Essentially, we’ve made our previous graph cumulative.
Excluding Deleted Charts
Unfortunately for our simple analysis, users can delete charts. In fact, they do it all the time. That makes this graph pretty misleading.
Fixing this should be simple, right? Just filter out the deleted charts!
select d, count(charts.id) from generate_series( current_date - interval '12 months', current_date, '1 day' ) d left join charts on charts.created_at <= d where charts.deleted_at is null group by 1
Sure enough, we see a lot fewer charts:
Don’t Rewrite History
There’s one more wrinkle: That graph changes history! If I make a chart in April and delete it in June, that chart is retroactively gone from the April bucket. This is not ideal. That chart could be present in April and May, but not in June. Once April is over, the April number should never change.

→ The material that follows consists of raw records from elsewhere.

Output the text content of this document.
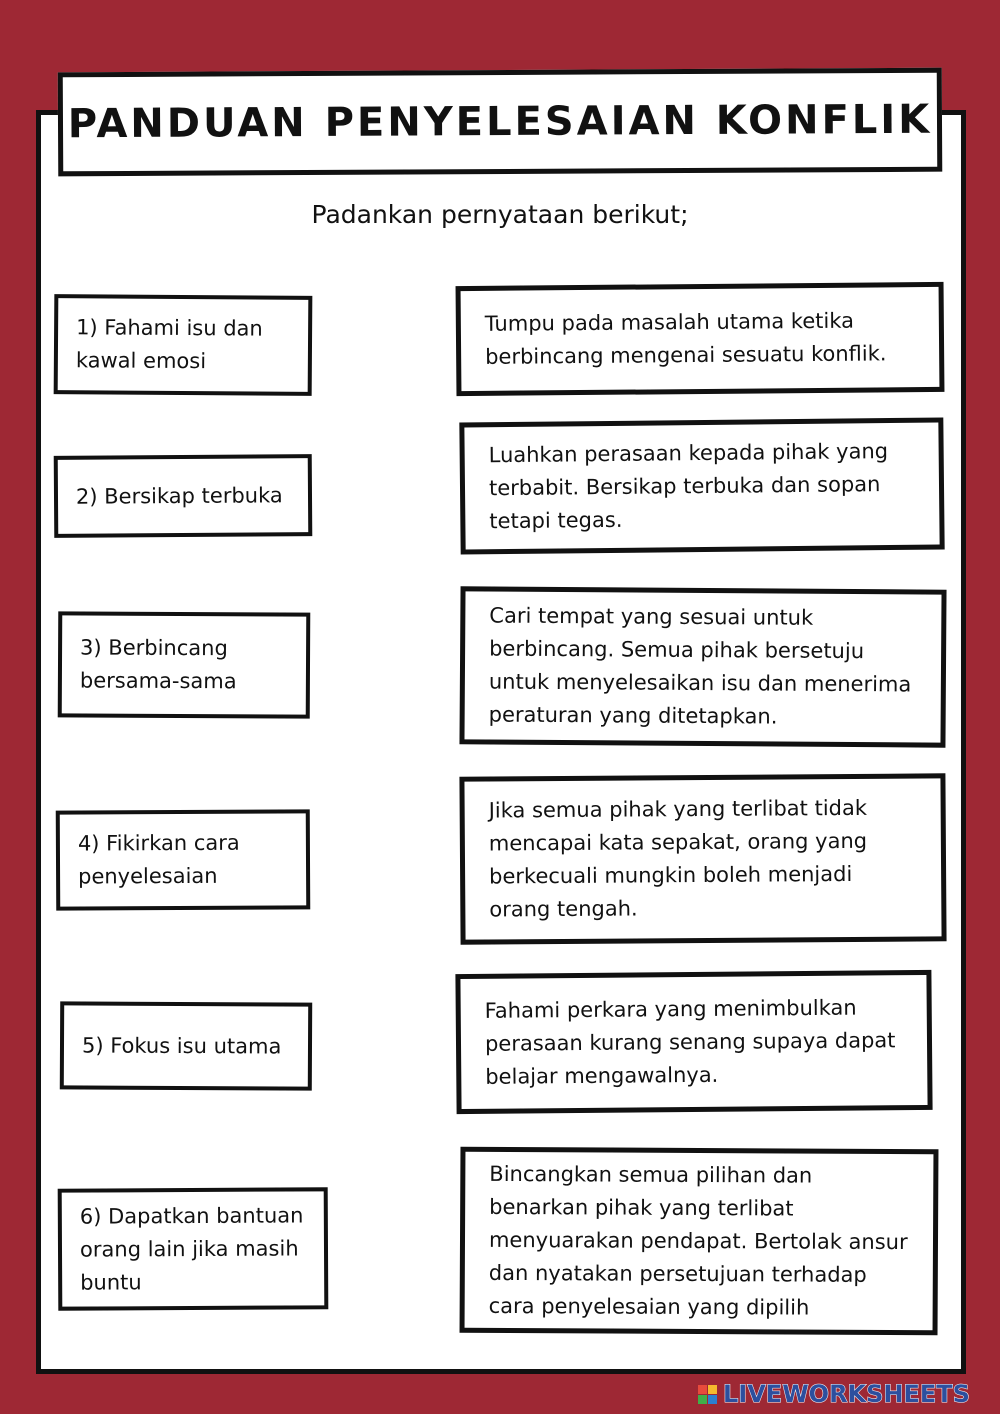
PANDUAN PENYELESAIAN KONFLIK

Padankan pernyataan berikut;

1) Fahami isu dan kawal emosi
2) Bersikap terbuka
3) Berbincang bersama-sama
4) Fikirkan cara penyelesaian
5) Fokus isu utama
6) Dapatkan bantuan orang lain jika masih buntu
Tumpu pada masalah utama ketika berbincang mengenai sesuatu konflik.
Luahkan perasaan kepada pihak yang terbabit. Bersikap terbuka dan sopan tetapi tegas.
Cari tempat yang sesuai untuk berbincang. Semua pihak bersetuju untuk menyelesaikan isu dan menerima peraturan yang ditetapkan.
Jika semua pihak yang terlibat tidak mencapai kata sepakat, orang yang berkecuali mungkin boleh menjadi orang tengah.
Fahami perkara yang menimbulkan perasaan kurang senang supaya dapat belajar mengawalnya.
Bincangkan semua pilihan dan benarkan pihak yang terlibat menyuarakan pendapat. Bertolak ansur dan nyatakan persetujuan terhadap cara penyelesaian yang dipilih
LIVEWORKSHEETS
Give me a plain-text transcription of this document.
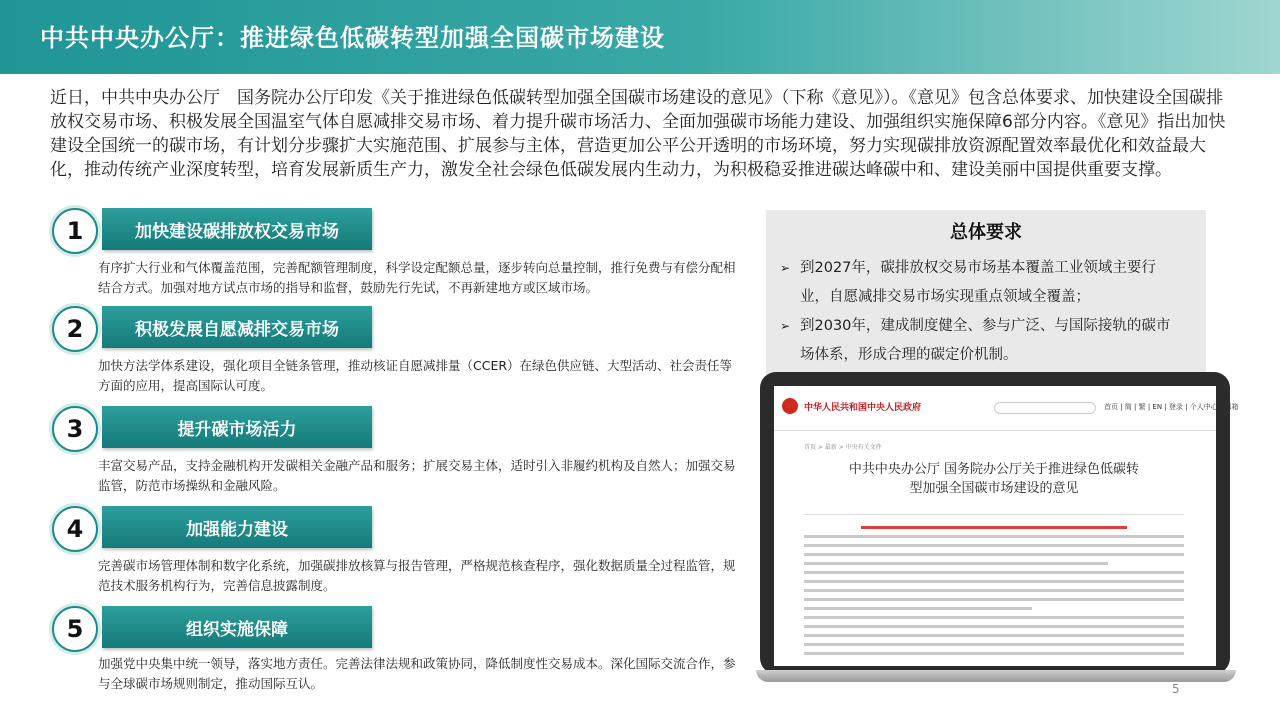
中共中央办公厅：推进绿色低碳转型加强全国碳市场建设
近日，中共中央办公厅　国务院办公厅印发《关于推进绿色低碳转型加强全国碳市场建设的意见》（下称《意见》）。《意见》包含总体要求、加快建设全国碳排放权交易市场、积极发展全国温室气体自愿减排交易市场、着力提升碳市场活力、全面加强碳市场能力建设、加强组织实施保障6部分内容。《意见》指出加快建设全国统一的碳市场，有计划分步骤扩大实施范围、扩展参与主体，营造更加公平公开透明的市场环境，努力实现碳排放资源配置效率最优化和效益最大化，推动传统产业深度转型，培育发展新质生产力，激发全社会绿色低碳发展内生动力，为积极稳妥推进碳达峰碳中和、建设美丽中国提供重要支撑。
1	加快建设碳排放权交易市场
有序扩大行业和气体覆盖范围，完善配额管理制度，科学设定配额总量，逐步转向总量控制，推行免费与有偿分配相结合方式。加强对地方试点市场的指导和监督，鼓励先行先试，不再新建地方或区域市场。
2	积极发展自愿减排交易市场
加快方法学体系建设，强化项目全链条管理，推动核证自愿减排量（CCER）在绿色供应链、大型活动、社会责任等方面的应用，提高国际认可度。
3	提升碳市场活力
丰富交易产品，支持金融机构开发碳相关金融产品和服务；扩展交易主体，适时引入非履约机构及自然人；加强交易监管，防范市场操纵和金融风险。
4	加强能力建设
完善碳市场管理体制和数字化系统，加强碳排放核算与报告管理，严格规范核查程序，强化数据质量全过程监管，规范技术服务机构行为，完善信息披露制度。
5	组织实施保障
加强党中央集中统一领导，落实地方责任。完善法律法规和政策协同，降低制度性交易成本。深化国际交流合作，参与全球碳市场规则制定，推动国际互认。
总体要求
➢ 到2027年，碳排放权交易市场基本覆盖工业领域主要行业，自愿减排交易市场实现重点领域全覆盖；
➢ 到2030年，建成制度健全、参与广泛、与国际接轨的碳市场体系，形成合理的碳定价机制。
中华人民共和国中央人民政府	首页 | 简 | 繁 | EN | 登录 | 个人中心 | 邮箱
首页 > 最新 > 中央有关文件
中共中央办公厅 国务院办公厅关于推进绿色低碳转型加强全国碳市场建设的意见
5
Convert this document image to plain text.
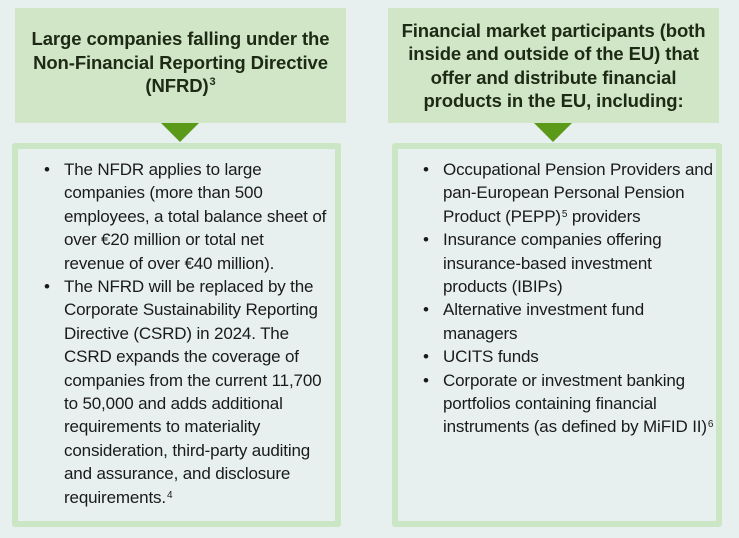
Large companies falling under the Non-Financial Reporting Directive (NFRD)$^3$
• The NFDR applies to large companies (more than 500 employees, a total balance sheet of over €20 million or total net revenue of over €40 million).
• The NFRD will be replaced by the Corporate Sustainability Reporting Directive (CSRD) in 2024. The CSRD expands the coverage of companies from the current 11,700 to 50,000 and adds additional requirements to materiality consideration, third-party auditing and assurance, and disclosure requirements.$^4$
Financial market participants (both inside and outside of the EU) that offer and distribute financial products in the EU, including:
• Occupational Pension Providers and pan-European Personal Pension Product (PEPP)$^5$ providers
• Insurance companies offering insurance-based investment products (IBIPs)
• Alternative investment fund managers
• UCITS funds
• Corporate or investment banking portfolios containing financial instruments (as defined by MiFID II)$^6$
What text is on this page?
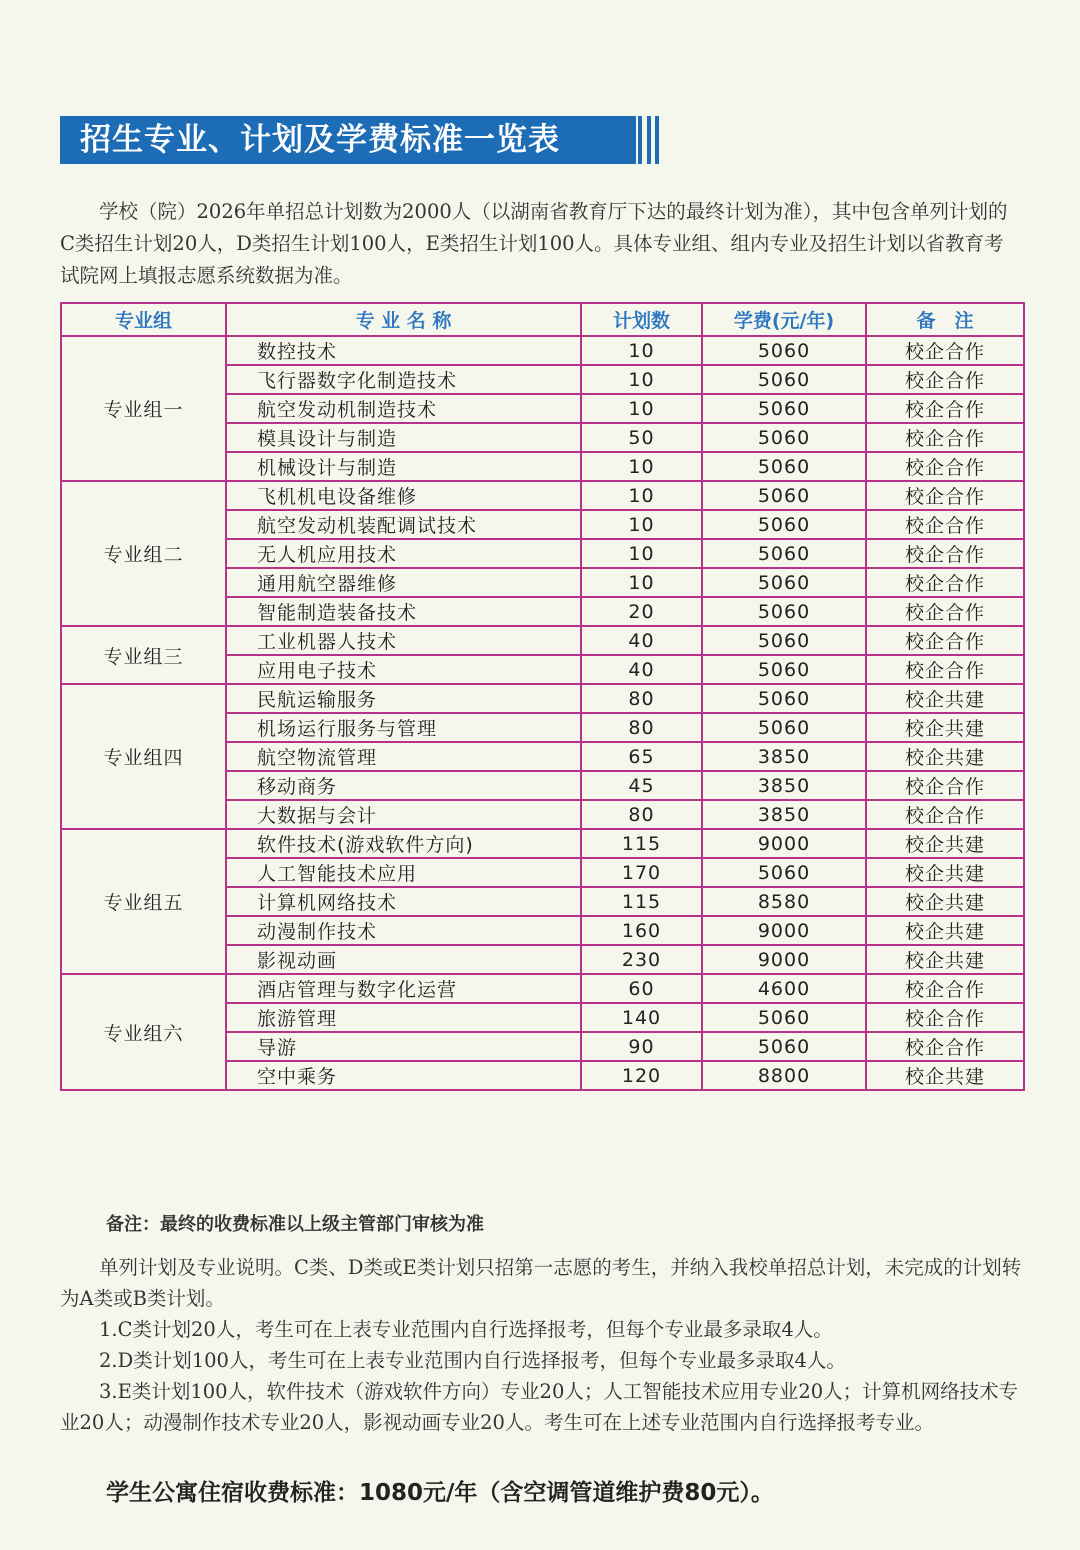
招生专业、计划及学费标准一览表

学校（院）2026年单招总计划数为2000人（以湖南省教育厅下达的最终计划为准），其中包含单列计划的C类招生计划20人，D类招生计划100人，E类招生计划100人。具体专业组、组内专业及招生计划以省教育考试院网上填报志愿系统数据为准。

专业组	专 业 名 称	计划数	学费(元/年)	备　注
专业组一	数控技术	10	5060	校企合作
	飞行器数字化制造技术	10	5060	校企合作
	航空发动机制造技术	10	5060	校企合作
	模具设计与制造	50	5060	校企合作
	机械设计与制造	10	5060	校企合作
专业组二	飞机机电设备维修	10	5060	校企合作
	航空发动机装配调试技术	10	5060	校企合作
	无人机应用技术	10	5060	校企合作
	通用航空器维修	10	5060	校企合作
	智能制造装备技术	20	5060	校企合作
专业组三	工业机器人技术	40	5060	校企合作
	应用电子技术	40	5060	校企合作
专业组四	民航运输服务	80	5060	校企共建
	机场运行服务与管理	80	5060	校企共建
	航空物流管理	65	3850	校企共建
	移动商务	45	3850	校企合作
	大数据与会计	80	3850	校企合作
专业组五	软件技术(游戏软件方向)	115	9000	校企共建
	人工智能技术应用	170	5060	校企共建
	计算机网络技术	115	8580	校企共建
	动漫制作技术	160	9000	校企共建
	影视动画	230	9000	校企共建
专业组六	酒店管理与数字化运营	60	4600	校企合作
	旅游管理	140	5060	校企合作
	导游	90	5060	校企合作
	空中乘务	120	8800	校企共建
备注：最终的收费标准以上级主管部门审核为准

单列计划及专业说明。C类、D类或E类计划只招第一志愿的考生，并纳入我校单招总计划，未完成的计划转为A类或B类计划。

1.C类计划20人，考生可在上表专业范围内自行选择报考，但每个专业最多录取4人。

2.D类计划100人，考生可在上表专业范围内自行选择报考，但每个专业最多录取4人。

3.E类计划100人，软件技术（游戏软件方向）专业20人；人工智能技术应用专业20人；计算机网络技术专业20人；动漫制作技术专业20人，影视动画专业20人。考生可在上述专业范围内自行选择报考专业。

学生公寓住宿收费标准：1080元/年（含空调管道维护费80元）。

Rather than filtering all deleted charts after the join, we’ll use the deleted_at timestamp in the join itself:
select d, count(charts.id) from generate_series( current_date - interval '12 months', current_date, '1 day' ) d left join charts on charts.created_at <= d and ( charts.deleted_at is null or charts.deleted_at > d ) group by 1
In our join, we specify that for each date, we want to include charts that were created before that date and deleted after that date (or never deleted at all).
This looks much better. Using range joins, we can always get an accurate picture of any previous point in time.